Глава 4. Выкуп

Слякотным августом 1578 года по донской степи тащилось Великое посольство сына боярского Матвея Юрьева, верного раба царя Московского и всея Руси. Великим оно называлось по чину, а не по числу или значению. Посольство возвращалось из Крыма, с которым уже пять лет не было войны, а были одни только пересылки. Посольская кибитка везла самого посла и его секретаря, дьяка Вдовина. Второй экипаж - простая телега - тряс дорожную провизию да баулы с барахлишком. Дары Крымского хана государю Московскому были скромны – всего блюдо да сабелька, так иных телег и не понадобилось. Ну, еще четверка посольской охраны хромала на усталых лошадях.
    Посольство проехало казачью столицу Верхний Кагальник, где гостило два дня. Посол пытался завести с казачьей старшиной речь о смирении и крымском беспокойстве, но без царской грамоты, без жалованья, без серебра и злата старшина сказалась непонятливой.
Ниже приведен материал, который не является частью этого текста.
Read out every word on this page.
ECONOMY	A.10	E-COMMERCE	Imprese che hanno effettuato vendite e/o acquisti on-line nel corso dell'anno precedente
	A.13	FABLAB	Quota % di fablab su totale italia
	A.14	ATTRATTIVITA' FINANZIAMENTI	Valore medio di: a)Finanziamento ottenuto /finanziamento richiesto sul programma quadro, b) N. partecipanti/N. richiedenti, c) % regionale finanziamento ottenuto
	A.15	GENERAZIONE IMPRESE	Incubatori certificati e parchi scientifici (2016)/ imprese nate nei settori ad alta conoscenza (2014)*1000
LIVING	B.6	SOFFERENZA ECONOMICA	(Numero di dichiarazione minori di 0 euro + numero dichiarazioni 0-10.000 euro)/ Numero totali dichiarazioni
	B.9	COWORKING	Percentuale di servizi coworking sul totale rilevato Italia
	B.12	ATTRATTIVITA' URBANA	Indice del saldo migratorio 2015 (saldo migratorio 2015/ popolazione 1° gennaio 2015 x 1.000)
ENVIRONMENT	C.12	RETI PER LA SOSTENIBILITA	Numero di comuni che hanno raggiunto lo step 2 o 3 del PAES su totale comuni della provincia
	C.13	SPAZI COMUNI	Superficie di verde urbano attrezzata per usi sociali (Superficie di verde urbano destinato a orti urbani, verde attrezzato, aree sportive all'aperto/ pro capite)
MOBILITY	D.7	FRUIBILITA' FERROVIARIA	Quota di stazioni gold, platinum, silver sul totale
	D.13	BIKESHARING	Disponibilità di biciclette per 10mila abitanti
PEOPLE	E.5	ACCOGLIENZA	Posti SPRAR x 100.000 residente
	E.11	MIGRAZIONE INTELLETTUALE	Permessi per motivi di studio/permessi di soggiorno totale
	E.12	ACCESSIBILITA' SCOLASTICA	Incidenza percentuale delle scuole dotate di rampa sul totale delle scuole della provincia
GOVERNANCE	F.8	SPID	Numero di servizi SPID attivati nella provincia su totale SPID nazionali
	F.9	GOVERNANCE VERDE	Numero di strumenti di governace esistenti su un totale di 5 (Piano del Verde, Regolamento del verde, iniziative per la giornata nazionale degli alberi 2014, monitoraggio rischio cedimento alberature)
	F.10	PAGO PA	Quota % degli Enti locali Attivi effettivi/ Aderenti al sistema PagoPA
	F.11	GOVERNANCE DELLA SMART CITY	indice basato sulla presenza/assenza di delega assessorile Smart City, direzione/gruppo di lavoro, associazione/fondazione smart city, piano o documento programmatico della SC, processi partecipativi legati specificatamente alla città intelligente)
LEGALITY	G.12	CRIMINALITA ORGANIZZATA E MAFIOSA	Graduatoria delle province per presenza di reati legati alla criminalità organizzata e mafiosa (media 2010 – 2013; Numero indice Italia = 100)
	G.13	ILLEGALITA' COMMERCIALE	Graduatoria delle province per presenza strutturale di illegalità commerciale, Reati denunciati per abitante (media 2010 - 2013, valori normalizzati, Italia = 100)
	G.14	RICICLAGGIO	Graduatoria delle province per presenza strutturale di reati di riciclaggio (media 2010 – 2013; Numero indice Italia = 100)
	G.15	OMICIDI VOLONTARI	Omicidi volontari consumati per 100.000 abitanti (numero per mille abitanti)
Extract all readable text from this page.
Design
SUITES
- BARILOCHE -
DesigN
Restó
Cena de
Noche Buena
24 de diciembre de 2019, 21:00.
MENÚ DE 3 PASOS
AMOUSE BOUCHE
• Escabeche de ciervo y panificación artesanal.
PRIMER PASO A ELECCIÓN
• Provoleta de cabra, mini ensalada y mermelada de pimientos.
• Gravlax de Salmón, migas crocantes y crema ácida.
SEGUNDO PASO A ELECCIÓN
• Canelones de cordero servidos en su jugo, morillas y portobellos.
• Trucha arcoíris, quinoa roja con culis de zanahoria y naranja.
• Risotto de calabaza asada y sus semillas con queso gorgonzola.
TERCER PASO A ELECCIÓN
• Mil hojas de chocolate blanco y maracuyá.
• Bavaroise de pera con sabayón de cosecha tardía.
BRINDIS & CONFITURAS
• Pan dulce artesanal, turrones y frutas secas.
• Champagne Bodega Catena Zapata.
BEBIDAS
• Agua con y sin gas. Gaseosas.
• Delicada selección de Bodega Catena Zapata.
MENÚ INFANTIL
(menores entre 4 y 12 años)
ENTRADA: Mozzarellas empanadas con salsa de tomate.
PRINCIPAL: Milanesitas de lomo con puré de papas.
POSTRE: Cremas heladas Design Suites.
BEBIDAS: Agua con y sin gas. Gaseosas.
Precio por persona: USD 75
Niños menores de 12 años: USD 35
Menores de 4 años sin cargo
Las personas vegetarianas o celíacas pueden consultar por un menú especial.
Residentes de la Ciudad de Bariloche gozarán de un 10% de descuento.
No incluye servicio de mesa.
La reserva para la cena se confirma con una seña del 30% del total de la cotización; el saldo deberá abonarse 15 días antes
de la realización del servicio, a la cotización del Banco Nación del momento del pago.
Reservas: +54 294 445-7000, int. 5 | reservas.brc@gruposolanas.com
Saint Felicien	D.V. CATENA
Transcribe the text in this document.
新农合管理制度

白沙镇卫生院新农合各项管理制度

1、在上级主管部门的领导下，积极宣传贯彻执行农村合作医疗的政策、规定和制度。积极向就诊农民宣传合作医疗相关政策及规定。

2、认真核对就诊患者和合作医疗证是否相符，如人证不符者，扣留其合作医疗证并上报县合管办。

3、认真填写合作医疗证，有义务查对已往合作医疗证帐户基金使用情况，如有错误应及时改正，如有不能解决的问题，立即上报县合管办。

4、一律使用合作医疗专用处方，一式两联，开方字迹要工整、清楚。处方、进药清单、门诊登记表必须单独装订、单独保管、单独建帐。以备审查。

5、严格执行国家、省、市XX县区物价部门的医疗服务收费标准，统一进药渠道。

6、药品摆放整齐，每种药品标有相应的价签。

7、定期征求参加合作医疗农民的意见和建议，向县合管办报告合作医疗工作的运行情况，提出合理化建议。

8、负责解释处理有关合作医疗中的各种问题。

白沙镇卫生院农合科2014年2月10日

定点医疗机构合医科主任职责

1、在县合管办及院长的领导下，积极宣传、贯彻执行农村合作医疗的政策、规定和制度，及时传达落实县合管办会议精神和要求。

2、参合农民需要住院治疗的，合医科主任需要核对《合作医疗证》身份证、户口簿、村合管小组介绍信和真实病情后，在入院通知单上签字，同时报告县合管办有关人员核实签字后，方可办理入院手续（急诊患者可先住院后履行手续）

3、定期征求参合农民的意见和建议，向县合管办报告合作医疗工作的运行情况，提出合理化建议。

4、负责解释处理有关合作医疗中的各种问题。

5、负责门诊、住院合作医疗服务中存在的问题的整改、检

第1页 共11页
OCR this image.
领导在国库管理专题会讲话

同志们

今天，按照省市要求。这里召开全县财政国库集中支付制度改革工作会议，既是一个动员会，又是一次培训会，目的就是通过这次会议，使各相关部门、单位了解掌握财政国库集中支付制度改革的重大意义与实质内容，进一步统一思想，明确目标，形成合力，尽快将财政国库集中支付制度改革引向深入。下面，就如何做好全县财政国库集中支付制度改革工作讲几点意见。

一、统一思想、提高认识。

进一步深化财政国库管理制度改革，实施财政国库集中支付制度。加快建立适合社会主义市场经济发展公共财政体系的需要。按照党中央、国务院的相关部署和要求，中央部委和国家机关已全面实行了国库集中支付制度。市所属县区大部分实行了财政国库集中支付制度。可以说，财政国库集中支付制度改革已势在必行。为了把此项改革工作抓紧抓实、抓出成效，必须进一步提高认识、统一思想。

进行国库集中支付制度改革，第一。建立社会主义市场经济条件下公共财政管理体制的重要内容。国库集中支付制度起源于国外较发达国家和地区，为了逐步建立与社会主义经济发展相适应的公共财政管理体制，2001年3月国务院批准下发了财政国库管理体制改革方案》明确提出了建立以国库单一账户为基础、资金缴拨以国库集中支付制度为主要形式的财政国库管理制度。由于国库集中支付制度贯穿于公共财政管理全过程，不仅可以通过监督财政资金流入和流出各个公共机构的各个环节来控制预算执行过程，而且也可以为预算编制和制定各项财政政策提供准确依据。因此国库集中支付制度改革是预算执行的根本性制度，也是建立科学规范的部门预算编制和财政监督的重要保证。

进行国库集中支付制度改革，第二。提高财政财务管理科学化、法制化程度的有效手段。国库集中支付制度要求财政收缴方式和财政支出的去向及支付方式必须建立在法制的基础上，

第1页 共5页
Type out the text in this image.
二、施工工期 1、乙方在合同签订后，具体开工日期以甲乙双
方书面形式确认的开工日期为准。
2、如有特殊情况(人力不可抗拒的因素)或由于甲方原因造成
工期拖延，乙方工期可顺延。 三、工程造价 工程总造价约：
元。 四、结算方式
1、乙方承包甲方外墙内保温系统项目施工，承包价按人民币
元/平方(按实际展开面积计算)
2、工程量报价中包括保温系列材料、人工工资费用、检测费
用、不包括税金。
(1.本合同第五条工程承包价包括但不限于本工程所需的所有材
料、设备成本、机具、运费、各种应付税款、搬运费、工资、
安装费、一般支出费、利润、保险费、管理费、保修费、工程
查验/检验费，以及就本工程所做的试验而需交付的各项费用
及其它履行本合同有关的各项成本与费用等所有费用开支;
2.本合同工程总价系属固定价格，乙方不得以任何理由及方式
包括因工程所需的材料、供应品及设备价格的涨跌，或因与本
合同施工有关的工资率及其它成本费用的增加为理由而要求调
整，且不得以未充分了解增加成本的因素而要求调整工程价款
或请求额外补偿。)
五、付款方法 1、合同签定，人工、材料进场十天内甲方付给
Не хотели казачки обходиться без грабежа, не могли пропитаться без наездов на Крымские улусы, без дерзких налетов на корабли. Землю пахать им нелепо было. Разговора не получилось, и теперь послы ехали без обещанной казачьей сотни. Какая там сотня! Тронулись за послом пятеро худых казачишек, да и те после первого привала потерялись.
    Опять начался дождь, хлынул ливень, и сначала потемнело, но сразу мрачное небо осветилось, загорелось; страшные, резкие удары потрясли воздух, молнии расчертили пространство над головой, и стало понятно, - это конец! Не может человек, мелкая тварь Божья, пыль под Его ногами уцелеть, не сгореть, не раствориться в потопе небесном!
    Вот взорвалось совсем рядом. Посол - бывалый воин - не раз слышал пушечные залпы, не раз пушки и разрывало за его спиной! – но такого треска, такого шипения и свиста, казалось, - в самой голове, не доводилось слышать и ему. Видно, силы небесные и подземные схватились, ударились друг о друга и перетирают несчастную землю своими жерновами.
    Вспыхнуло одинокое дерево. «Мокрое, а горит!» - ужаснулся дьяк. Справа открылся покатый овраг – балка. Туда понеслась против воли коней и возницы на скользких колесах кибитка, а телега увязла в русле ручья, который, не поймешь откуда, появился  у нее меж осей. Посол вжался в угол и стал, криво и мелко крестясь, вспоминать родных вперемешку со святыми. «Спасусь, сам спасать буду!», - клялся среди молитв.
    И вдруг все прошло! Дождь перестал. Солнце вспыхнуло огромной шаровой молнией и теперь рассматривало учиненный в его отсутствие погром. Посол перекрестился еще раз, уже твердо и широко.
    Но не посольская молитва была причиной счастливых перемен, не обет спасения изменил погоду, не вопли упавших в грязь охранников, не скулеж дьячка. Бессильны столь слабые голоса долететь до небес! Просто небо и недра закончили быстротечную битву, о чем-то договорились и помирились. «Обошлись без послов», - пробормотал дьяк.
    Стали вытаскивать кибитку на дорогу. Но кони вязли в глинистом уклоне, густая трава, взмыленная дождем, скользила под сапогами, и люди быстро изнемогли. Нужно было ждать, чтоб хоть чуть просохло.
     Из-за бугра показалась телега. Два могучих быка волокли ее медленно, но неуклонно. Казалось, они не замечали воды под ногами, а правый бык и вовсе равнодушно жевал. Ездоки – два крепких казачка – сидели в телеге, накрывшись рядном. Видно было, что они и в грозу не ступали на землю, ленились облегчить быков. «Таких бы коней, да в сани, вот и грязь не страшна», - подумал дьяк.
    Телега приблизилась.
    - Здорово живете, люди добрые, - крикнул дьяк.
    - И ва-ам не пропа-асть, - равнодушно протянул старший казачок.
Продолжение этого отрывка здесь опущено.